Afterward, I sent an email to Dr. Jean-Marie Kamatali, then an adjunct professor with Notre Dame’s Center for Civil and Human Rights. Kamatali, a genocide survivor himself, contributed to the legal and institutional rebuilding in Rwanda, and had served as dean of the Faculty of Law at the National University of Rwanda. He wrote back, saying he had known the defendants in my case. He asked about my legal research. And, almost in passing, he added: “I am familiar with the [church] you visited in Nyamata. My uncle Martin, his wife, his children and grandchildren were killed in that church.”
In the midst of finals, law school can feel like the worst idea you ever had. Last summer, sitting in a courtroom at the United Nations International Criminal Tribunal for Rwanda, I thought it was my best. As an intern in the Office of the Prosecutor in Arusha, Tanzania, I worked with a team of lawyers from three continents in the final stages of a case involving three defendants charged with genocide, rape and crimes against humanity.
It was an invaluable experience, and one I might not have had but for Notre Dame. NDLS boasts two alumni in the ICTR Appeals Division –Dr. George Mugwanya (J.S.D. ’00) and Florida Kabasinga (LL.M ‘03). When Mugwanya, author of a book on the Tribunal’s contribution to international law on genocide, returned to campus last winter to speak about his work, he settled any doubts I might have had as to where I wanted to spend my summer.

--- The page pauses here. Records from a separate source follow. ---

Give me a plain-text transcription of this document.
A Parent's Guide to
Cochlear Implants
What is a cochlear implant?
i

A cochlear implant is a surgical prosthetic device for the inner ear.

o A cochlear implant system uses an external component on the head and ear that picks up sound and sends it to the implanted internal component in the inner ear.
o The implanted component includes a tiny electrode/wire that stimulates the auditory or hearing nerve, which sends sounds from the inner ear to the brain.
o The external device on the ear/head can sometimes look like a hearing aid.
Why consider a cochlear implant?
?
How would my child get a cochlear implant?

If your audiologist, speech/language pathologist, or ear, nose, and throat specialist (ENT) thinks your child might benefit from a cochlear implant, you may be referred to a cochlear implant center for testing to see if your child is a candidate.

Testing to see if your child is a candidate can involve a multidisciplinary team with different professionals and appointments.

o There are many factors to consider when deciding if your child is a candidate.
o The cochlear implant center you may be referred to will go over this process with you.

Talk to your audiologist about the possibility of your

I am now a 2L in the London Program, and my experience at the ICTR helped me secure an internship here with the Department of Justice’s Office of Foreign Litigation. Working at the U.S. Embassy, I am assisting lawyers who oversee all the civil litigation in Europe, the Caucuses and Central Asia to which the United States is a party. And next summer, thanks to NDLS’ On-Campus Interview Program, I am extremely fortunate to have the chance to experience the private side of international law at a multinational firm in New York.
I came to NDLS after five years’ experience in both journalism and education. I knew I wanted to transition to work in international law, but I wasn’t sure how. I could never have predicted the doors Notre Dame would open.